Chi-Square Tests

Overview

Chi-square tests are used for categorical data to test goodness-of-fit (single variable) and independence (two variables).

Test Statistic

$$\chi^2 = \sum \frac{(O - E)^2}{E}$$

Where:

• $O$ = observed frequency
• $E$ = expected frequency

Goodness-of-Fit Test

Tests whether observed frequencies match expected frequencies.

Hypotheses

• $H_0$: The data follows the specified distribution
• $H_1$: The data does not follow the specified distribution

Expected Frequencies

$$E = n \times p$$

Where $n$ = total observations, $p$ = hypothesized proportion

Degrees of Freedom

$$df = k - 1$$

Where $k$ = number of categories

Test of Independence

Tests whether two categorical variables are associated.

Hypotheses

• $H_0$: The variables are independent
• $H_1$: The variables are associated (dependent)

Expected Frequencies

$$E = \frac{\text{Row Total} \times \text{Column Total}}{\text{Grand Total}}$$

Degrees of Freedom

$$df = (r - 1)(c - 1)$$

Where $r$ = rows, $c$ = columns

Conditions

1. Random sampling
2. Independent observations
3. Expected frequencies $\geq 5$ (all cells)

Examples

Example 1: Goodness-of-Fit

Testing if a die is fair (600 rolls):

Face	1	2	3	4	5	6
$O$	92	108	97	103	88	112
$E$	100	100	100	100	100	100

$$\chi^2 = \frac{(92-100)^2}{100} + \frac{(108-100)^2}{100} + \frac{(97-100)^2}{100} + \frac{(103-100)^2}{100} + \frac{(88-100)^2}{100} + \frac{(112-100)^2}{100}$$ $$= 0.64 + 0.64 + 0.09 + 0.09 + 1.44 + 1.44 = 4.34$$ $$df = 6 - 1 = 5, \quad \chi^2_{\text{crit}} (\alpha=0.05) = 11.07$$ $$4.34 < 11.07 \Rightarrow \text{Fail to reject } H_0$$

The die appears fair.

Example 2: Test of Independence

Survey: Gender vs Product Preference (300 people)

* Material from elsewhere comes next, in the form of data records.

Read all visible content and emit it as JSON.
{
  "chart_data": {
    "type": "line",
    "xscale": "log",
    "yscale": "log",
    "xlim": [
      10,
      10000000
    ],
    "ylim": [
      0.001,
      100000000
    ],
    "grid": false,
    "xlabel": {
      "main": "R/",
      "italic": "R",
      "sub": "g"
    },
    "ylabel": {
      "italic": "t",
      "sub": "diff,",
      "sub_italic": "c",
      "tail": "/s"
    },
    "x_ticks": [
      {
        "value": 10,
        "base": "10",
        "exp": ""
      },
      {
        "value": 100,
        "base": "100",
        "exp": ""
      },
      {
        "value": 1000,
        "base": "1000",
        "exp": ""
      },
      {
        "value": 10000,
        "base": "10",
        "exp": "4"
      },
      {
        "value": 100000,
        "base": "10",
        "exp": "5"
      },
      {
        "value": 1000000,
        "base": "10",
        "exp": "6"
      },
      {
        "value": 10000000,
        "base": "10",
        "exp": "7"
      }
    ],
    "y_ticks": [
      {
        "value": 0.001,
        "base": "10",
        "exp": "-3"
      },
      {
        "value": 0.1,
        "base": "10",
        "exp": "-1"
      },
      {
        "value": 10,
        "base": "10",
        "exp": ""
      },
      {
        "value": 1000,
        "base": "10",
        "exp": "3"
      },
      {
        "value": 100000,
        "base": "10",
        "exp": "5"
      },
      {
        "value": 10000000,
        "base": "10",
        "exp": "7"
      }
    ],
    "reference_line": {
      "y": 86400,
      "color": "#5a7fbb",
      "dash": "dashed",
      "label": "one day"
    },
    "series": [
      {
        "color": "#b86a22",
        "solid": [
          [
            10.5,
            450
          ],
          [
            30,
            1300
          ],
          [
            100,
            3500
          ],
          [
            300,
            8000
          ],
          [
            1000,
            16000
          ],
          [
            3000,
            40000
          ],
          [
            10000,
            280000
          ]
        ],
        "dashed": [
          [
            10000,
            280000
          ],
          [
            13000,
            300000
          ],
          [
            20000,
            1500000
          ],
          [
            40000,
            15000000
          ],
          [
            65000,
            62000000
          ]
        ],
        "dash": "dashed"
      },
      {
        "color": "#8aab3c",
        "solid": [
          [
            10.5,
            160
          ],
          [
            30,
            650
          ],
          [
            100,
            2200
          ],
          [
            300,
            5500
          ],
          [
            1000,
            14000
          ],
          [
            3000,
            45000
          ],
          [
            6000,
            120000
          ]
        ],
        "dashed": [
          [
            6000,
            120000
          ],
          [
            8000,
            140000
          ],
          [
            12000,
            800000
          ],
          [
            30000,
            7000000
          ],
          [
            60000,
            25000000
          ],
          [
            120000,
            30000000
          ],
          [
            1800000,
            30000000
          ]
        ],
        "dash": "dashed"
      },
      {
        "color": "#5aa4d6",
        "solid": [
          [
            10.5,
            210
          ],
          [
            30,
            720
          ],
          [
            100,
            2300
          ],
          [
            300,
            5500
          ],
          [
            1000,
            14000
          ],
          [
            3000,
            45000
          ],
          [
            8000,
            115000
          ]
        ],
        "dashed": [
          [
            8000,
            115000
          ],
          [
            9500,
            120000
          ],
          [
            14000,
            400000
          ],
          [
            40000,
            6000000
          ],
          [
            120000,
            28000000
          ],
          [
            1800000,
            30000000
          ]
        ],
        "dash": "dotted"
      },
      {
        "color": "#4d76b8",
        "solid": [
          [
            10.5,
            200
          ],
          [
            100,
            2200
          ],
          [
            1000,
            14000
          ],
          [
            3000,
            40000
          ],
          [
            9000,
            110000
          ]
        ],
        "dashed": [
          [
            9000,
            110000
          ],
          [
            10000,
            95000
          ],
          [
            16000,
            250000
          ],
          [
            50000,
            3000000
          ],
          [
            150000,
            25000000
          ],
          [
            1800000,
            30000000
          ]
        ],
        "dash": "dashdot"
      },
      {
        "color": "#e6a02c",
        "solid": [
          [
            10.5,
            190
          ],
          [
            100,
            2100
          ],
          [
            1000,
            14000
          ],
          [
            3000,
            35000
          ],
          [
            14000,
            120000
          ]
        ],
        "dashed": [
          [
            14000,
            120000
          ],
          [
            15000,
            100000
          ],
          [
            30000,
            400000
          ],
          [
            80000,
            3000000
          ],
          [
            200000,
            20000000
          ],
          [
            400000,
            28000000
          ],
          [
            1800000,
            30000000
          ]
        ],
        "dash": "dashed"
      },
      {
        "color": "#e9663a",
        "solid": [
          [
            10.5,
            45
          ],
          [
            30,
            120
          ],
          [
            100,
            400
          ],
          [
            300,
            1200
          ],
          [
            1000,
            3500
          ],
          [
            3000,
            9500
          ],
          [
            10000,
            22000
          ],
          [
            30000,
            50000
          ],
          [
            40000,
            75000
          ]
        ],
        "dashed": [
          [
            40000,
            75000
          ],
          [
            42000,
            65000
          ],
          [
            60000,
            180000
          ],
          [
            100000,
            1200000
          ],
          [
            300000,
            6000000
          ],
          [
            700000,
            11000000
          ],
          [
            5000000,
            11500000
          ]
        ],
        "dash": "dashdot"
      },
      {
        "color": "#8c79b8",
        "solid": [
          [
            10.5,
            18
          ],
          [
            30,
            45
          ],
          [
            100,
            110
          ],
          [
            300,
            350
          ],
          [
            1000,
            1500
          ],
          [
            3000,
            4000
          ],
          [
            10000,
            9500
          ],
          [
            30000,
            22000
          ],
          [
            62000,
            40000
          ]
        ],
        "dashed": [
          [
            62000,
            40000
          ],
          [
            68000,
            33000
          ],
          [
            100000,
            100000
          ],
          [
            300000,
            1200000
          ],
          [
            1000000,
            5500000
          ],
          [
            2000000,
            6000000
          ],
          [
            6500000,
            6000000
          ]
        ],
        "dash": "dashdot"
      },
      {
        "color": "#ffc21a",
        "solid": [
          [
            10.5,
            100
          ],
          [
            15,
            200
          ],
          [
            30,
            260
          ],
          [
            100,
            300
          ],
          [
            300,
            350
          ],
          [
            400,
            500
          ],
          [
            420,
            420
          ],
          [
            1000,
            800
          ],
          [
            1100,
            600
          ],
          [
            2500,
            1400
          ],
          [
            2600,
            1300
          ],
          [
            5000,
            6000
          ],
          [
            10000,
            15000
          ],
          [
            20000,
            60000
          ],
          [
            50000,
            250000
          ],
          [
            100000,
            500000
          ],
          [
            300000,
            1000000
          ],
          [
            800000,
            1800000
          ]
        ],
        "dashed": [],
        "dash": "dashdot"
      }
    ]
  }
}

	Product A	Product B	Product C	Total
Male	50	40	60	150
Female	30	50	70	150
Total	80	90	130	300

Expected values:

$$E(\text{Male, A}) = \frac{150 \times 80}{300} = 40$$ $$E(\text{Male, B}) = \frac{150 \times 90}{300} = 45$$ $$E(\text{Male, C}) = \frac{150 \times 130}{300} = 65$$

And similarly for Female row.

$$\chi^2 = \frac{(50-40)^2}{40} + \frac{(40-45)^2}{45} + \frac{(60-65)^2}{65} + \frac{(30-40)^2}{40} + \frac{(50-45)^2}{45} + \frac{(70-65)^2}{65}$$ $$= 2.5 + 0.56 + 0.38 + 2.5 + 0.56 + 0.38 = 6.88$$ $$df = (2-1)(3-1) = 2, \quad \chi^2_{\text{crit}} (\alpha=0.05) = 5.99$$ $$6.88 > 5.99 \Rightarrow \text{Reject } H_0$$

Gender and product preference are associated.

Example 3: Homogeneity Test

Same calculation as independence, but tests if distributions are the same across groups.

Interpretation

For Goodness-of-Fit

• Large $\chi^2$ → Poor fit → Reject $H_0$
• Small $\chi^2$ → Good fit → Fail to reject $H_0$

For Independence

• Large $\chi^2$ → Variables are associated
• Small $\chi^2$ → Variables appear independent

Effect Size: Cramér's V

For test of independence:

$$V = \sqrt{\frac{\chi^2}{n \times \min(r-1, c-1)}}$$

$V$	Interpretation
0.1	Small
0.3	Medium
0.5	Large

Yates' Correction

For 2×2 tables:

$$\chi^2 = \sum \frac{(\lvert O - E \rvert - 0.5)^2}{E}$$

Reduces Type I error for small samples.